Mbagnick, un «roots»
«Je suis là pour apporter une touche sur le plan culturel. Mais concernant la gestion de la culture, je l’ai dit devant tout le monde, à l’avis de beaucoup de musiciens, Macky Sall ne croit pas à la culture. Je demande au ministre de faire tout son possible pour que Macky Sall revienne sur le plateau pour respecter un tout petit peu la culture. Parce que tout le monde parle de ça. J’en fais partie et je l’ai dit devant le ministre».
«Mbagnick a de très bonnes idées. Je sais que c’est un ‘roots’. C’est très important un ministre ‘roots’. Je ne lui jette pas de fleurs, je n’ai pas l’habitude. Je ne suis pas venu chercher ici quoi que ce soit. C’est parce que je sais qu’il peut nous apporter quelque chose, il est simple et ouvert. Et c’est un ‘roots’ qui croit à la culture africaine. Je ne parle pas de culture sénégalaise».
«Donc c’est possible de discuter avec lui et d’amener notre expertise. Je profite de l’occasion pour demander au Président de tous les Sénégalais de nous laisser, encore une fois, ce ministre- là continuer et terminer ses idées. Ce n’est pas parce qu’il est parent à moi que je le dis. Mais moi j’aime les gens simple».
«Yahya Jammeh m’écoute»
«Depuis Coura Ba Thiam et l’ancien feu Alioune Sène, je n’ai pas vu un ministre pareil dans le département de la Culture. Voilà un ministre avec qui on peut faire beaucoup de choses au niveau de la culture sénégalaise. Il écoute les musiciens et il est ouvert. Ce qui me fait dire qu’il peut apporter à la culture sénégalaise».

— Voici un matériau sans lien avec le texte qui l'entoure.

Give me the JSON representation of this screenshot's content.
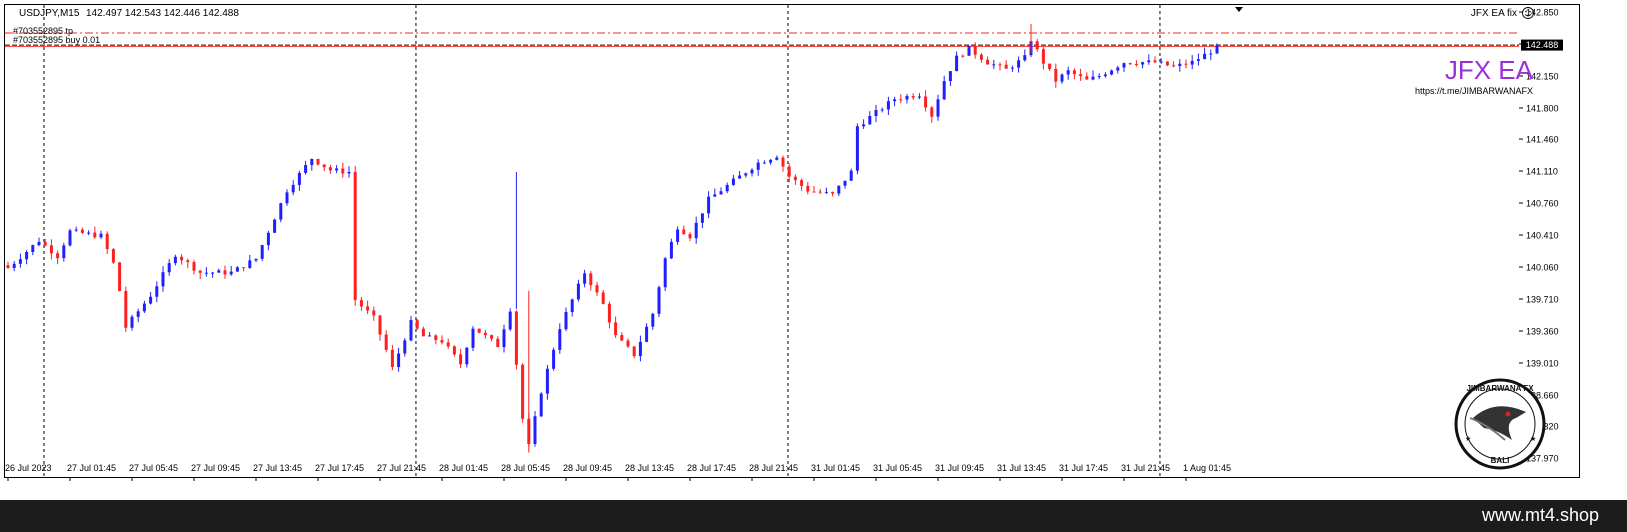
{
  "header": {
    "symbol_info": "USDJPY,M15",
    "ohlc": "142.497 142.543 142.446 142.488",
    "ea_status": "JFX EA fix"
  },
  "orders": {
    "tp_label": "#703552895 tp",
    "buy_label": "#703552895 buy 0.01"
  },
  "brand": {
    "title": "JFX EA",
    "url": "https://t.me/JIMBARWANAFX",
    "logo_text": "JIMBARWANA FX",
    "logo_sub": "BALI"
  },
  "footer": {
    "site": "www.mt4.shop"
  },
  "colors": {
    "bull": "#1f1fff",
    "bear": "#ff1f1f",
    "tp_line": "#ff1f1f",
    "brand_title": "#9b30d8",
    "footer_bg": "#1c1c1c"
  },
  "chart_data": {
    "type": "candlestick",
    "symbol": "USDJPY",
    "timeframe": "M15",
    "current_price": "142.488",
    "tp_price": 142.62,
    "ylim": [
      137.97,
      142.85
    ],
    "y_ticks": [
      "142.850",
      "142.500",
      "142.150",
      "141.800",
      "141.460",
      "141.110",
      "140.760",
      "140.410",
      "140.060",
      "139.710",
      "139.360",
      "139.010",
      "138.660",
      "138.320",
      "137.970"
    ],
    "x_ticks": [
      "26 Jul 2023",
      "27 Jul 01:45",
      "27 Jul 05:45",
      "27 Jul 09:45",
      "27 Jul 13:45",
      "27 Jul 17:45",
      "27 Jul 21:45",
      "28 Jul 01:45",
      "28 Jul 05:45",
      "28 Jul 09:45",
      "28 Jul 13:45",
      "28 Jul 17:45",
      "28 Jul 21:45",
      "31 Jul 01:45",
      "31 Jul 05:45",
      "31 Jul 09:45",
      "31 Jul 13:45",
      "31 Jul 17:45",
      "31 Jul 21:45",
      "1 Aug 01:45"
    ],
    "x_tick_positions": [
      0,
      10,
      20,
      30,
      40,
      50,
      60,
      70,
      80,
      90,
      100,
      110,
      120,
      130,
      140,
      150,
      160,
      170,
      180,
      190
    ],
    "period_separators": [
      5.8,
      65.8,
      125.8,
      185.8
    ],
    "close_path": [
      [
        0,
        140.05
      ],
      [
        5,
        140.35
      ],
      [
        8,
        140.18
      ],
      [
        10,
        140.45
      ],
      [
        15,
        140.4
      ],
      [
        17,
        140.1
      ],
      [
        18,
        139.8
      ],
      [
        19,
        139.4
      ],
      [
        23,
        139.75
      ],
      [
        27,
        140.2
      ],
      [
        31,
        140.0
      ],
      [
        36,
        140.0
      ],
      [
        40,
        140.15
      ],
      [
        45,
        140.9
      ],
      [
        49,
        141.25
      ],
      [
        52,
        141.12
      ],
      [
        55,
        141.1
      ],
      [
        56,
        139.7
      ],
      [
        59,
        139.5
      ],
      [
        61,
        139.15
      ],
      [
        62,
        138.95
      ],
      [
        65,
        139.45
      ],
      [
        67,
        139.3
      ],
      [
        70,
        139.25
      ],
      [
        73,
        139.0
      ],
      [
        75,
        139.4
      ],
      [
        79,
        139.2
      ],
      [
        81,
        139.6
      ],
      [
        83,
        138.4
      ],
      [
        84,
        138.1
      ],
      [
        86,
        138.7
      ],
      [
        89,
        139.4
      ],
      [
        93,
        140.0
      ],
      [
        96,
        139.65
      ],
      [
        98,
        139.3
      ],
      [
        101,
        139.1
      ],
      [
        104,
        139.55
      ],
      [
        106,
        140.15
      ],
      [
        108,
        140.5
      ],
      [
        110,
        140.4
      ],
      [
        113,
        140.8
      ],
      [
        117,
        141.0
      ],
      [
        121,
        141.2
      ],
      [
        124,
        141.28
      ],
      [
        126,
        141.05
      ],
      [
        129,
        140.9
      ],
      [
        133,
        140.85
      ],
      [
        136,
        141.1
      ],
      [
        137,
        141.6
      ],
      [
        140,
        141.75
      ],
      [
        143,
        141.9
      ],
      [
        147,
        141.95
      ],
      [
        149,
        141.72
      ],
      [
        151,
        142.1
      ],
      [
        153,
        142.35
      ],
      [
        155,
        142.45
      ],
      [
        158,
        142.3
      ],
      [
        161,
        142.22
      ],
      [
        164,
        142.35
      ],
      [
        165,
        142.55
      ],
      [
        167,
        142.3
      ],
      [
        169,
        142.1
      ],
      [
        171,
        142.2
      ],
      [
        174,
        142.1
      ],
      [
        176,
        142.15
      ],
      [
        180,
        142.3
      ],
      [
        185,
        142.3
      ],
      [
        188,
        142.25
      ],
      [
        191,
        142.3
      ],
      [
        194,
        142.42
      ],
      [
        195,
        142.49
      ]
    ]
  }
}
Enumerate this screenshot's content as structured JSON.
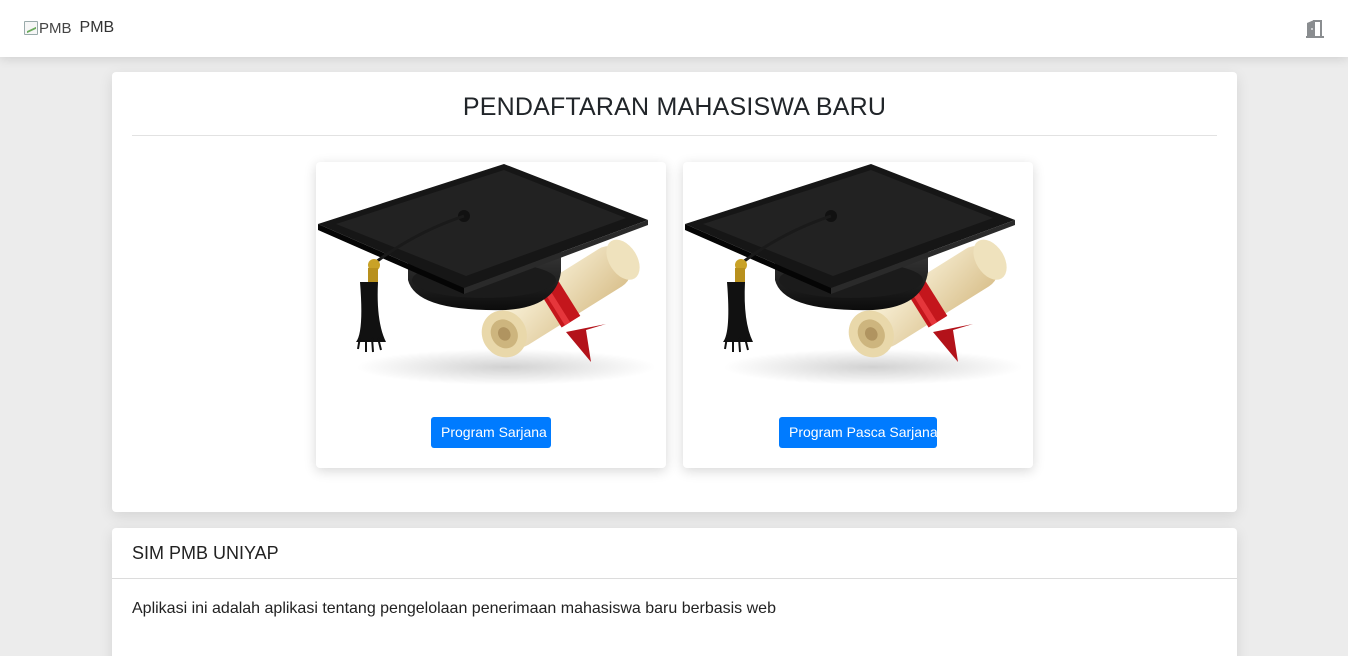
{
  "navbar": {
    "logo_alt": "PMB",
    "brand": "PMB",
    "logout_icon": "door-exit-icon"
  },
  "main_card": {
    "title": "PENDAFTARAN MAHASISWA BARU",
    "programs": [
      {
        "image": "graduation-cap-diploma-image",
        "button_label": "Program Sarjana"
      },
      {
        "image": "graduation-cap-diploma-image",
        "button_label": "Program Pasca Sarjana"
      }
    ]
  },
  "info_card": {
    "title": "SIM PMB UNIYAP",
    "description": "Aplikasi ini adalah aplikasi tentang pengelolaan penerimaan mahasiswa baru berbasis web"
  },
  "colors": {
    "primary": "#007bff",
    "background": "#ececec"
  }
}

«Il faut vraiment qu’on l’aide, qu’on l’appuie et qu’on demande au Président Macky Sall de nous le laisser encore. Qu’on essaie d’ici deux ans encore et qu’il ne faut tout changer, à chaque fois». «En tant que doyen de la musique, ce qui m’intéresse chez Mbagnick, c’est son sens de l’écoute. Je suis en phase avec lui et je l’encourage. Si on dit qu’Ouza est un ami de Yahya Jammeh, c’est parce qu’il m’écoute. Il écoute ce que je dis. Ma vie, c’est comme ça. J’aime les gens ouverts et qui écoutent. Mbagnick est simple et ne se considère même comme un ministre, quand vous êtes ensemble (…)»
Le problème du «mbalax»
«Le ‘mbalax’ n’est pas tellement connu sur le plan international (….) Il n’a pas de rythme international. Peut-être avec les grands qui sont là, avec le temps et l’appui du ministre de la Culture, on va trouver une alternative en ce qui concerne le ‘mbalax’. Il n’y a que les Sénégalais et les Sénégambiens qui apprécient le ‘mbalax’. C’est pourquoi, il faut appuyer les autres ethnies. Parce qu’elles ont un rythme universel arrivent à s’épanouir sur le plan international ».
Différend You-Thione
«Je n’ai pas aimé. Ce se sont des grands de la musique sénégalaise. Il faut rester sur l’arbre à palabre et discuter. Quand je suis revenu du Burkina et que j’ai entendu cet imbroglio, je n’ai pas aimé. J’ai même dit que je vais appeler Thione pour qu’il mette de l’eau dans son thé et voir Youssou. Ce sont de grands griots modernes. Il faut une réconciliation. Il faut qu’on se calme. En tant que vieux, on n’a pas ce droit. Ce sont des vétérans, des doyens de la musique».